Don't email: <a href=mailto:"dont@kvack.org"> email@kvack.org </a>

^ permalink raw reply related	[flat|nested] 38+ messages in thread

* [PATCH 5/5] [RFC][HACK] Switch volatile/shmem over to LRU_VOLATILE
  2012-07-28  3:57 ` John Stultz
@ 2012-07-28  3:57   ` John Stultz
  -1 siblings, 0 replies; 38+ messages in thread
From: John Stultz @ 2012-07-28  3:57 UTC (permalink / raw)
  To: LKML
  Cc: John Stultz, Andrew Morton, Android Kernel Team, Robert Love,
	Mel Gorman, Hugh Dickins, Dave Hansen, Rik van Riel,
	Dmitry Adamushko, Dave Chinner, Neil Brown, Andrea Righi,
	Aneesh Kumar K.V, Mike Hommey, Jan Kara, KOSAKI Motohiro,
	Michel Lespinasse, Minchan Kim, linux-mm

This changes the earlier shrinker based volatile range
management over to using the LRU_VOLATILE list in mm core.

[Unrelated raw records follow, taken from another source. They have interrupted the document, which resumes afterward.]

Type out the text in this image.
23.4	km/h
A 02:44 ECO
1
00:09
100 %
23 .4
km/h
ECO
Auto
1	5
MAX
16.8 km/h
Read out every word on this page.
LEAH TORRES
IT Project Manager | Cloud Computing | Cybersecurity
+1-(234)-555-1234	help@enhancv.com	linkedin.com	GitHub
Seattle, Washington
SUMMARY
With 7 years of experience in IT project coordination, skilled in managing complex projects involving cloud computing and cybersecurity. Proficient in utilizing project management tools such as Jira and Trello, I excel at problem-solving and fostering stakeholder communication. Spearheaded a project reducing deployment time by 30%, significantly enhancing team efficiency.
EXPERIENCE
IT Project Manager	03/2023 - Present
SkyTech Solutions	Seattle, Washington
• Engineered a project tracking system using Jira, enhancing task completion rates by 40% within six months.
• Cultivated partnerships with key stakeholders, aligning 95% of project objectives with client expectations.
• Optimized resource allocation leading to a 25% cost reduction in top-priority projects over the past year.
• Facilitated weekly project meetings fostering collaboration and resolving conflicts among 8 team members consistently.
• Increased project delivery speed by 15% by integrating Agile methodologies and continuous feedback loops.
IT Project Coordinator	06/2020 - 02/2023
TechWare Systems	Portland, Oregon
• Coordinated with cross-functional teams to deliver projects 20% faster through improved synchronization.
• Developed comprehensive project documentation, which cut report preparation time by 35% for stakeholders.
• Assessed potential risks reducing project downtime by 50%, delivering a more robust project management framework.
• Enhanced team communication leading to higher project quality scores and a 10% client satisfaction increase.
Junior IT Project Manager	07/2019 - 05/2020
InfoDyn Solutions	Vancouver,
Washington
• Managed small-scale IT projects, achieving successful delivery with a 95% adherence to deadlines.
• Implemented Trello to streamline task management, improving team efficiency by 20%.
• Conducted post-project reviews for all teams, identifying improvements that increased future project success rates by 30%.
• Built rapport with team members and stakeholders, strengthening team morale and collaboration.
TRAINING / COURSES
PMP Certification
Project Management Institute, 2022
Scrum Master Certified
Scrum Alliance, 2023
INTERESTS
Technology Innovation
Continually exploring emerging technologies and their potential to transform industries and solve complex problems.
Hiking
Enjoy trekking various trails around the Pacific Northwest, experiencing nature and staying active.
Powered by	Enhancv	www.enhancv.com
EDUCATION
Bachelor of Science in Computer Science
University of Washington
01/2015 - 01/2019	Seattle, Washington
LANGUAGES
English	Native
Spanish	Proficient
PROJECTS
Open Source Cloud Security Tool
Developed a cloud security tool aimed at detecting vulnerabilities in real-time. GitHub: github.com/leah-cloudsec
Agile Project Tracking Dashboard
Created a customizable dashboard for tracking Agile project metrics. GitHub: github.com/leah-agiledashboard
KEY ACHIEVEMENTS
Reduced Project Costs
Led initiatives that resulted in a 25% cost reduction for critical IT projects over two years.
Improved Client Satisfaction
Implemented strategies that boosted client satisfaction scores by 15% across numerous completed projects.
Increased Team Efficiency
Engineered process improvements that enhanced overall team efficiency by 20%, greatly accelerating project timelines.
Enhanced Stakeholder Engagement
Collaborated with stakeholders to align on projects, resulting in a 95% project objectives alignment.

Again, this is likely has performance issues, as well as
other problems I'm not aware of, so I'd greatly appreciate
any additional feedback or suggestions.

CC: Andrew Morton <akpm@linux-foundation.org>
CC: Android Kernel Team <kernel-team@android.com>
CC: Robert Love <rlove@google.com>
CC: Mel Gorman <mel@csn.ul.ie>
CC: Hugh Dickins <hughd@google.com>
CC: Dave Hansen <dave@linux.vnet.ibm.com>
CC: Rik van Riel <riel@redhat.com>
CC: Dmitry Adamushko <dmitry.adamushko@gmail.com>
CC: Dave Chinner <david@fromorbit.com>
CC: Neil Brown <neilb@suse.de>
CC: Andrea Righi <andrea@betterlinux.com>
CC: Aneesh Kumar K.V <aneesh.kumar@linux.vnet.ibm.com>
CC: Mike Hommey <mh@glandium.org>
CC: Jan Kara <jack@suse.cz>
CC: KOSAKI Motohiro <kosaki.motohiro@gmail.com>
CC: Michel Lespinasse <walken@google.com>
CC: Minchan Kim <minchan@kernel.org>
CC: linux-mm@kvack.org <linux-mm@kvack.org>
Signed-off-by: John Stultz <john.stultz@linaro.org>
---
 include/linux/volatile.h |   12 ++----
 mm/shmem.c               |  103 ++++++++++++++++++++++++----------------------
 mm/volatile.c            |   86 ++++++++------------------------------
 3 files changed, 75 insertions(+), 126 deletions(-)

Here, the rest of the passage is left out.